|
KRISHNAMURTI: TOESPRAKEN MET GEDACHTENWISSELING DE ZIN VAN HET LEVEN Weet u - de mens, ieder van ons, waar
we ook wonen, wil zo graag een geestestoestand, een toestand van leven ontdekken, die geen
afmattende spanning, geen worsteling is. Ik ben overtuigd, dat we allemaal,
hoe maatschappelijk laag of intellectueel ontwikkeld we ook mogen zijn, een levensvorm
zoeken die ordelijk is, vol schoonheid, vol grote liefde. Dat is het streven van de mens
geweest, miljoenen jaren lang. En in de hoop het te vinden heeft hij
het buiten zich geprojecteerd, het veruitwendigt, goden geschapen en verlossers, en
priesters met hun eigen denkbeelden en op die manier is hij dat, waar het werkelijk om
ging, misgelopen. Dat alles moeten we van de hand
wijzen. We moeten van de opvatting, dat de
hemel via een ander, of door het volgen van een ander te bereiken zou zijn, volledig
afstappen.
Niemand in de wereld of in de hemel
kan u dit leven verschaffen. Daar moeten we zelf voor werken -
onophoudelijk. Wanneer we deze hele kwestie van ons
bestaan doorzien - dit leven, dat zo pijnlijk is - moeten we ons ook afvragen, wat de zin
van dit leven is. Waar gaat het eigenlijk allemaal om?

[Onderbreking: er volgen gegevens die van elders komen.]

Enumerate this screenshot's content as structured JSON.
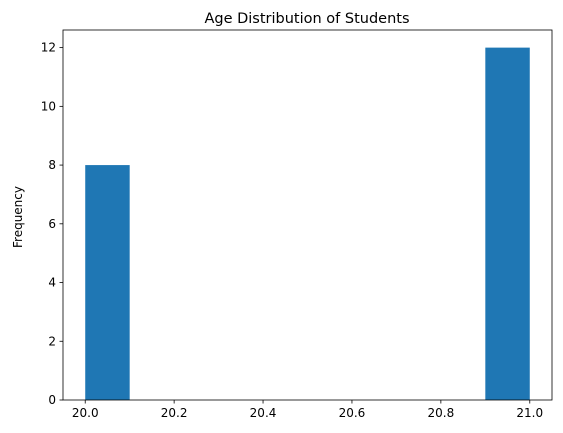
{
  "chart_data": {
    "type": "bar",
    "title": "Age Distribution of Students",
    "xlabel": "",
    "ylabel": "Frequency",
    "bins": [
      {
        "start": 20.0,
        "end": 20.1,
        "value": 8
      },
      {
        "start": 20.9,
        "end": 21.0,
        "value": 12
      }
    ],
    "xlim": [
      19.95,
      21.05
    ],
    "ylim": [
      0,
      12.6
    ],
    "xticks": [
      20.0,
      20.2,
      20.4,
      20.6,
      20.8,
      21.0
    ],
    "xtick_labels": [
      "20.0",
      "20.2",
      "20.4",
      "20.6",
      "20.8",
      "21.0"
    ],
    "yticks": [
      0,
      2,
      4,
      6,
      8,
      10,
      12
    ],
    "ytick_labels": [
      "0",
      "2",
      "4",
      "6",
      "8",
      "10",
      "12"
    ],
    "grid": false,
    "bar_color": "#1f77b4"
  }
}
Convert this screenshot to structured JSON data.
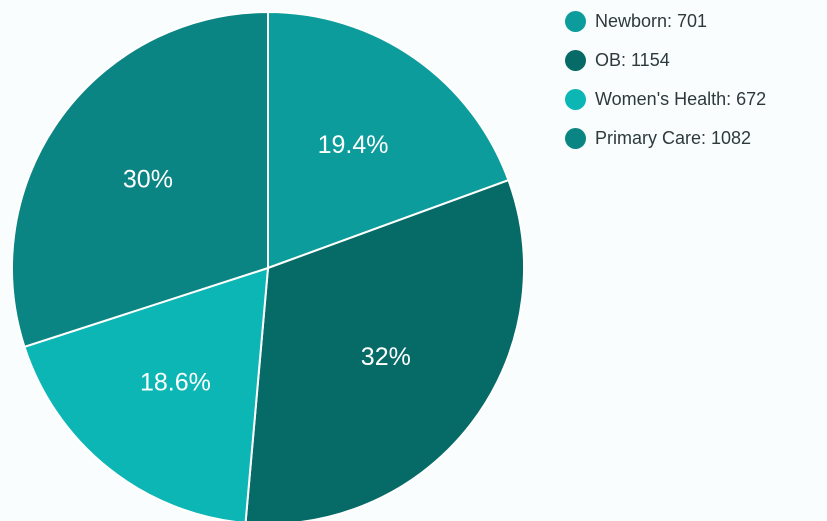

We zijn op een verkeerde manier
opgevoed - we zijn opgeleid voor een bepaalde loopbaan, om ons brood te verdienen en dan
glijden we vanzelf het gezinsleven binnen en dan begint de nooit aflatende strijd. Is dat werkelijk waarvoor de mensen
leven? Is het leven niet anders dan dat? Daarom verzinnen we theoretische
goden; we scheppen een theorie van iets 'anders'. We zeggen dat er iets boven dit leven
uitgaat. Of dat er in ons iets ligt, dat de
ware goddelijke vonk bevat enz. Dat zijn absoluut geen feiten.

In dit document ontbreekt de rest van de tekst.